Friday, July 21, 2006

“I will fear no wild beasts and pass over the mighty and the frontiers.

11. Evil spirits, the second enemy of the soul, are called the mighty, because they strive with all their might to seize on the passes of the spiritual road; and because the temptations they suggest are harder to overcome, and the craft they employ more difficult to detect, than all the seductions of the world and the flesh; and because, also, they strengthen their own position by the help of the world and the flesh in order to fight vigorously against the soul. Hence the Psalmist calls them mighty, saying: The mighty have sought after my soul. The prophet Job also speaks of their might: There is no power upon the earth that may be compared with him who was made to fear no man.

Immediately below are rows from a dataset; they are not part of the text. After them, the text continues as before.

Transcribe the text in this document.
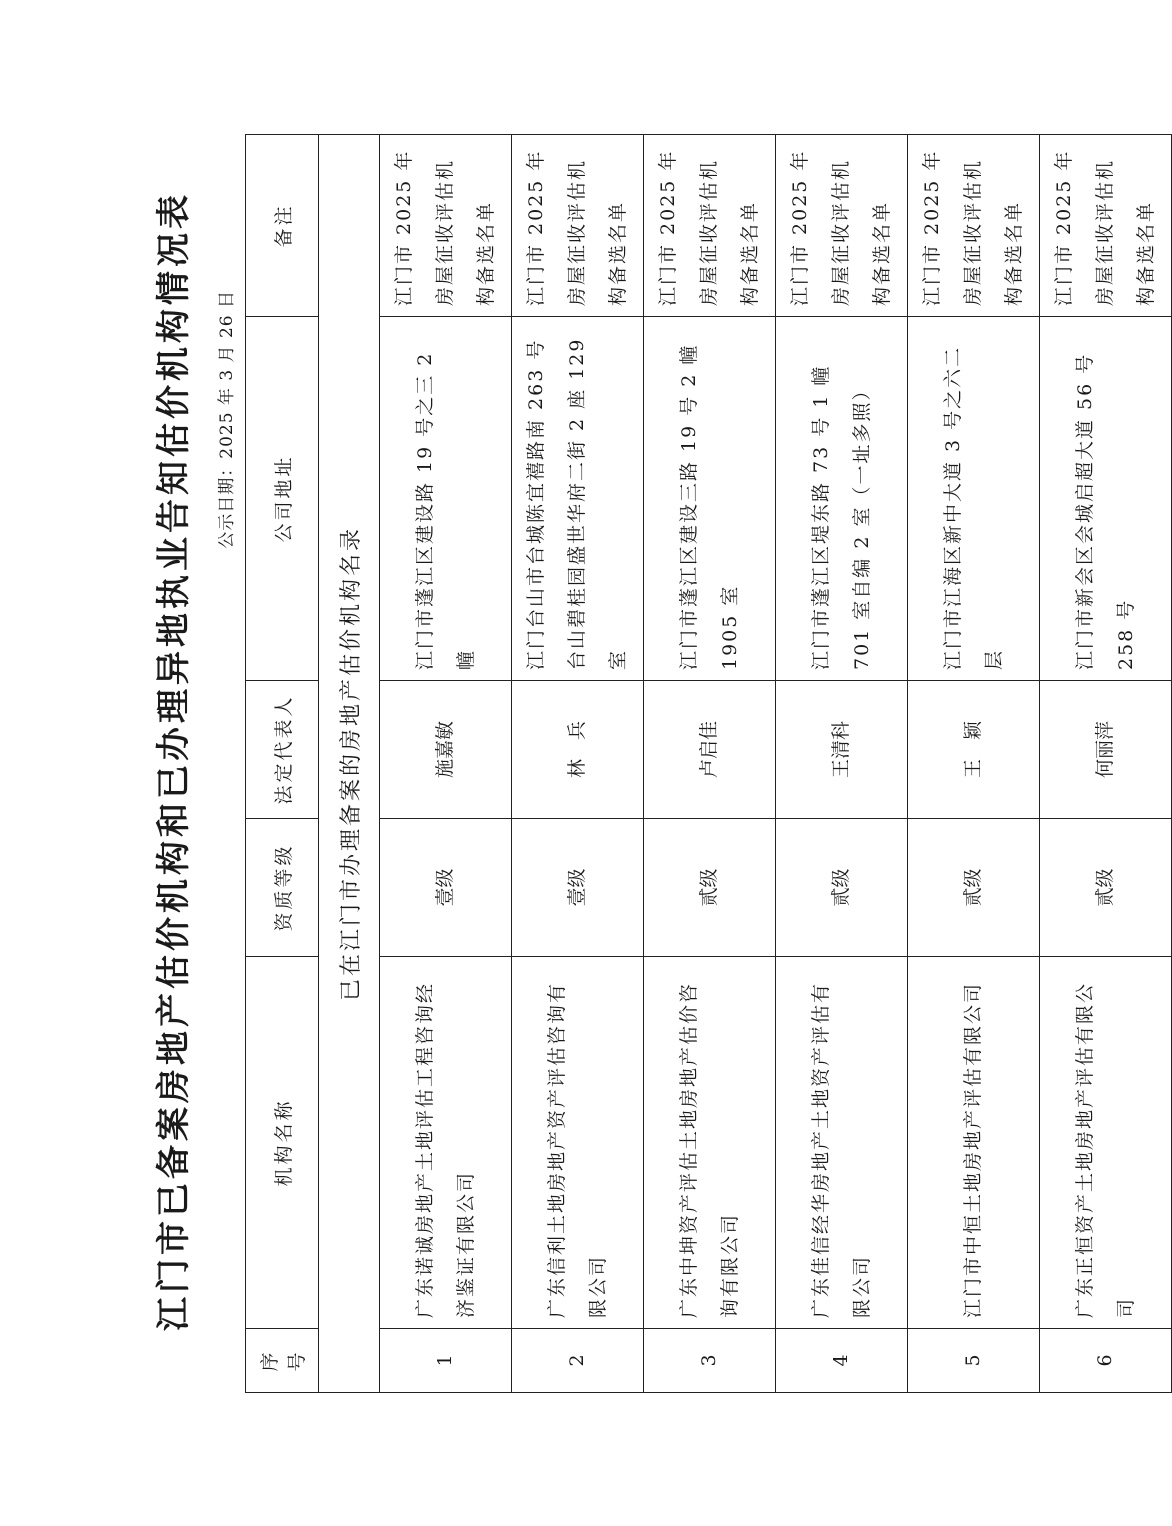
江门市已备案房地产估价机构和已办理异地执业告知估价机构情况表 公示日期：2025 年 3 月 26 日
序号	机构名称	资质等级	法定代表人	公司地址	备注
已在江门市办理备案的房地产估价机构名录					
1	广东诺诚房地产土地评估工程咨询经济鉴证有限公司	壹级	施嘉敏	江门市蓬江区建设路 19 号之三 2 幢	江门市 2025 年房屋征收评估机构备选名单
2	广东信利土地房地产资产评估咨询有限公司	壹级	林　兵	江门台山市台城陈宜禧路南 263 号台山碧桂园盛世华府二街 2 座 129 室	江门市 2025 年房屋征收评估机构备选名单
3	广东中坤资产评估土地房地产估价咨询有限公司	贰级	卢启佳	江门市蓬江区建设三路 19 号 2 幢 1905 室	江门市 2025 年房屋征收评估机构备选名单
4	广东佳信经华房地产土地资产评估有限公司	贰级	王清科	江门市蓬江区堤东路 73 号 1 幢 701 室自编 2 室（一址多照）	江门市 2025 年房屋征收评估机构备选名单
5	江门市中恒土地房地产评估有限公司	贰级	王　颖	江门市江海区新中大道 3 号之六二层	江门市 2025 年房屋征收评估机构备选名单
6	广东正恒资产土地房地产评估有限公司	贰级	何丽萍	江门市新会区会城启超大道 56 号 258 号	江门市 2025 年房屋征收评估机构备选名单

12. There is no human power that can be compared with the power of the devil, and therefore the divine power alone can overcome him, and the divine light alone can penetrate his devices. No soul therefore can overcome his might without prayer, or detect his illusions without humility and mortification. Hence the exhortation of St. Paul to the faithful: Put on the armor of God, that you may stand against the deceits of the devil: for our wrestling is not against flesh and blood. Blood here is the world, and the armor of God is prayer and the cross of Christ, wherein consist the humility and mortification of which I have spoken.

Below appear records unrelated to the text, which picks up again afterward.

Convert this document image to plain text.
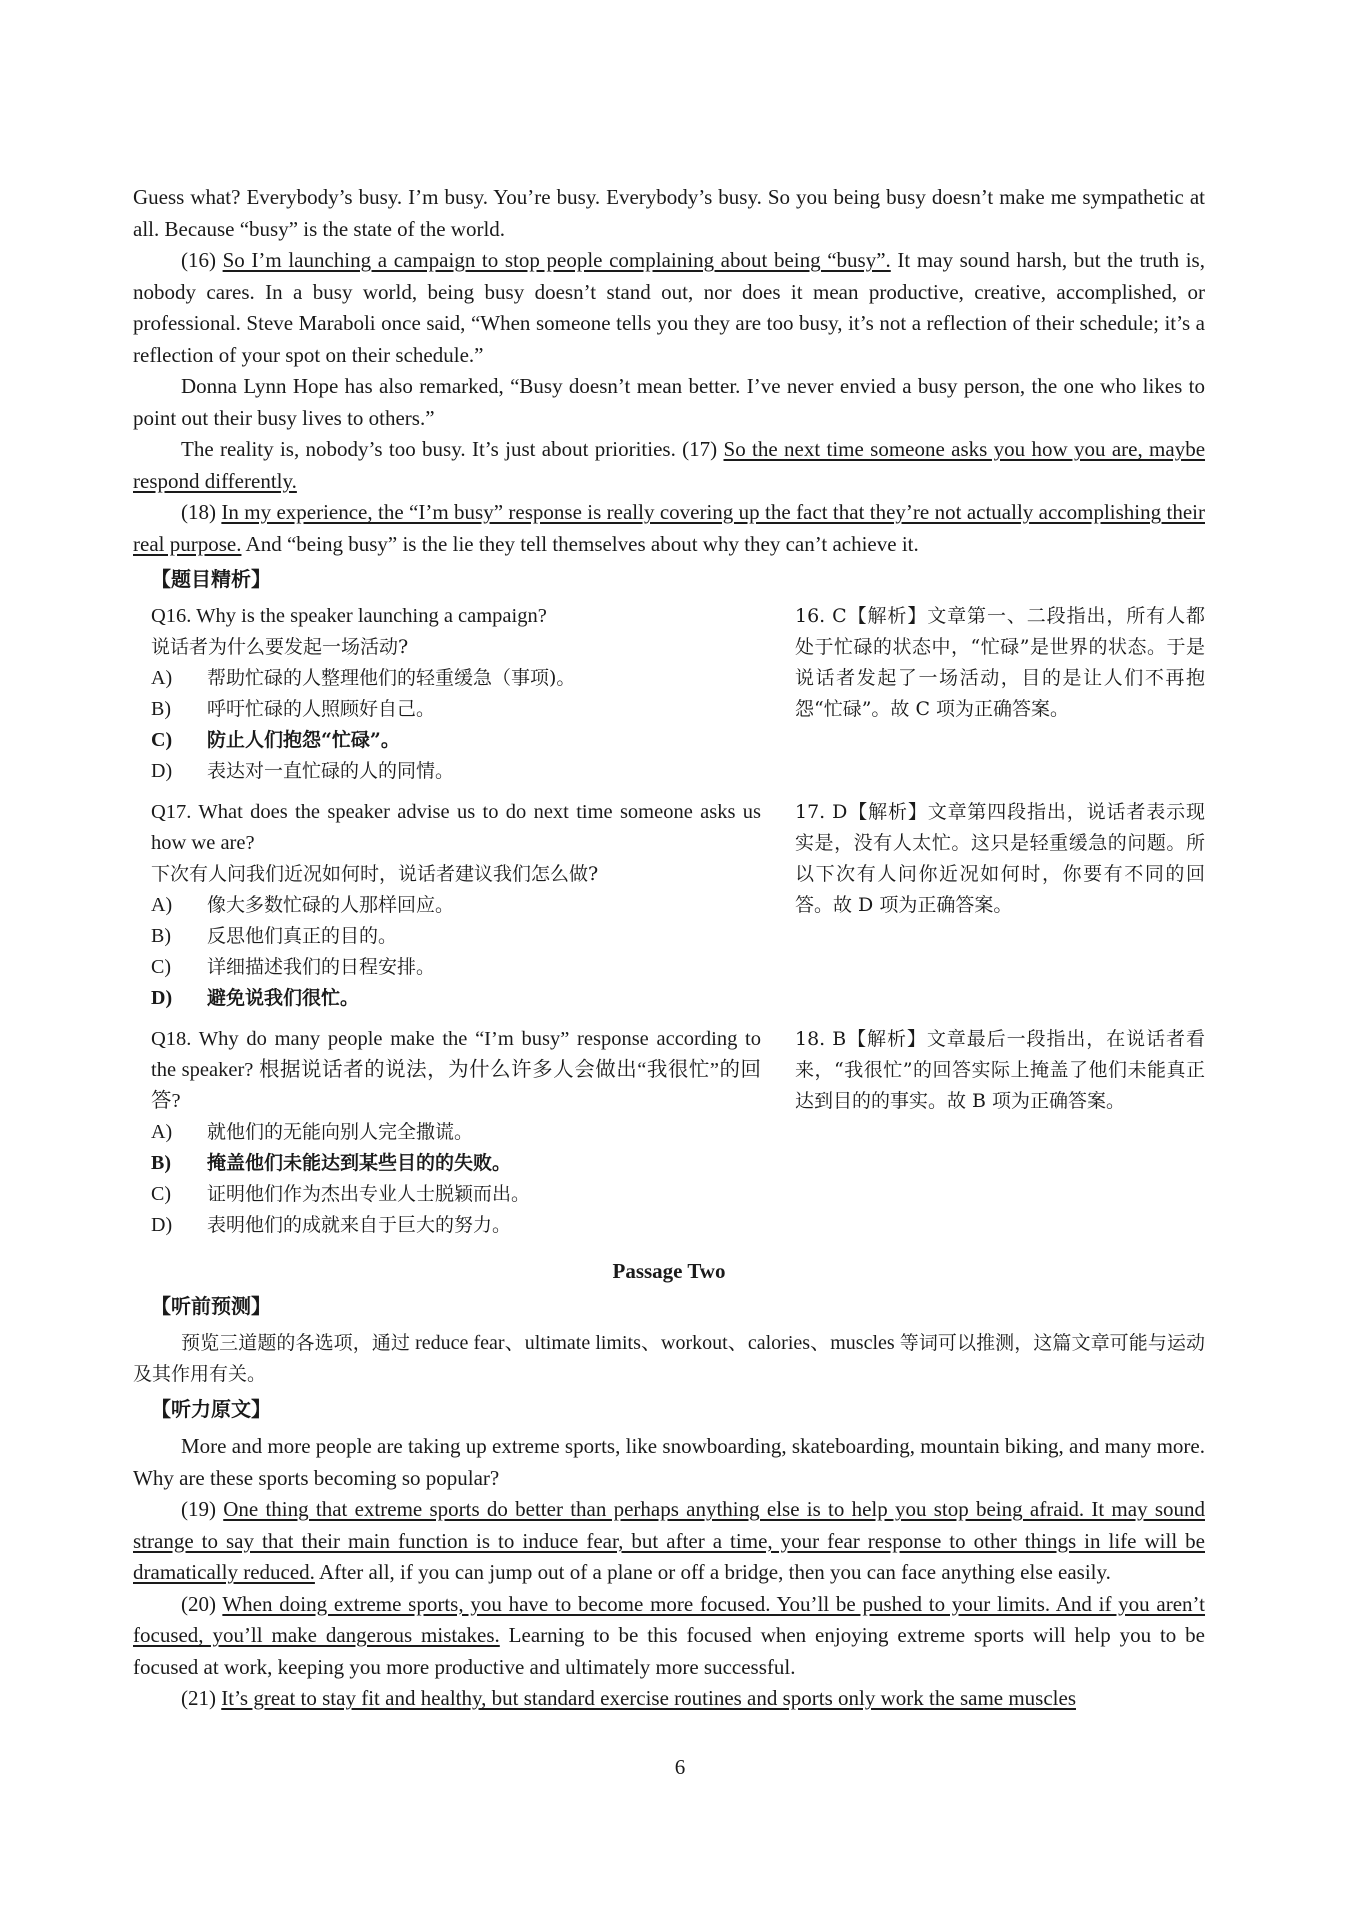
Guess what? Everybody’s busy. I’m busy. You’re busy. Everybody’s busy. So you being busy doesn’t make me sympathetic at all. Because “busy” is the state of the world.

(16) So I’m launching a campaign to stop people complaining about being “busy”. It may sound harsh, but the truth is, nobody cares. In a busy world, being busy doesn’t stand out, nor does it mean productive, creative, accomplished, or professional. Steve Maraboli once said, “When someone tells you they are too busy, it’s not a reflection of their schedule; it’s a reflection of your spot on their schedule.”

Donna Lynn Hope has also remarked, “Busy doesn’t mean better. I’ve never envied a busy person, the one who likes to point out their busy lives to others.”

The reality is, nobody’s too busy. It’s just about priorities. (17) So the next time someone asks you how you are, maybe respond differently.

(18) In my experience, the “I’m busy” response is really covering up the fact that they’re not actually accomplishing their real purpose. And “being busy” is the lie they tell themselves about why they can’t achieve it.

【题目精析】

Q16. Why is the speaker launching a campaign?

说话者为什么要发起一场活动?

A)	帮助忙碌的人整理他们的轻重缓急（事项)。
B)	呼吁忙碌的人照顾好自己。
C)	防止人们抱怨“忙碌”。
D)	表达对一直忙碌的人的同情。

16. C【解析】文章第一、二段指出，所有人都处于忙碌的状态中，“忙碌”是世界的状态。于是说话者发起了一场活动，目的是让人们不再抱怨“忙碌”。故 C 项为正确答案。

Q17. What does the speaker advise us to do next time someone asks us how we are?

下次有人问我们近况如何时，说话者建议我们怎么做?

A)	像大多数忙碌的人那样回应。
B)	反思他们真正的目的。
C)	详细描述我们的日程安排。
D)	避免说我们很忙。

17. D【解析】文章第四段指出，说话者表示现实是，没有人太忙。这只是轻重缓急的问题。所以下次有人问你近况如何时，你要有不同的回答。故 D 项为正确答案。

Q18. Why do many people make the “I’m busy” response according to the speaker? 根据说话者的说法，为什么许多人会做出“我很忙”的回答?

A)	就他们的无能向别人完全撒谎。
B)	掩盖他们未能达到某些目的的失败。
C)	证明他们作为杰出专业人士脱颖而出。
D)	表明他们的成就来自于巨大的努力。

18. B【解析】文章最后一段指出，在说话者看来，“我很忙”的回答实际上掩盖了他们未能真正达到目的的事实。故 B 项为正确答案。

Passage Two
【听前预测】

预览三道题的各选项，通过 reduce fear、ultimate limits、workout、calories、muscles 等词可以推测，这篇文章可能与运动及其作用有关。

【听力原文】

More and more people are taking up extreme sports, like snowboarding, skateboarding, mountain biking, and many more. Why are these sports becoming so popular?

(19) One thing that extreme sports do better than perhaps anything else is to help you stop being afraid. It may sound strange to say that their main function is to induce fear, but after a time, your fear response to other things in life will be dramatically reduced. After all, if you can jump out of a plane or off a bridge, then you can face anything else easily.

(20) When doing extreme sports, you have to become more focused. You’ll be pushed to your limits. And if you aren’t focused, you’ll make dangerous mistakes. Learning to be this focused when enjoying extreme sports will help you to be focused at work, keeping you more productive and ultimately more successful.

(21) It’s great to stay fit and healthy, but standard exercise routines and sports only work the same muscles

6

13. The soul says also that it will cross the frontiers: these are the natural resistance and rebellion of the flesh against the spirit, for, as St. Paul says, the flesh lusts against the spirit, and sets itself as a frontier against the soul on its spiritual road. This frontier the soul must cross, surmounting difficulties, and trampling underfoot all sensual appetites and all natural affections with great courage and resolution of spirit: for while they remain in the soul, the spirit will be by them hindered from advancing to the true life and spiritual delight. This is set clearly before us by St. Paul, saying: If by the spirit you mortify the deeds of the flesh, you shall live. This, then, is the process which the soul in this stanza says it becomes it to observe on the way to seek the Beloved: which briefly is a firm resolution not to stoop to gather flowers by the way; courage not to fear the wild beasts, and strength to pass by the mighty and the frontiers; intent solely on going over the mountains and the strands of the virtues, in the way just explained.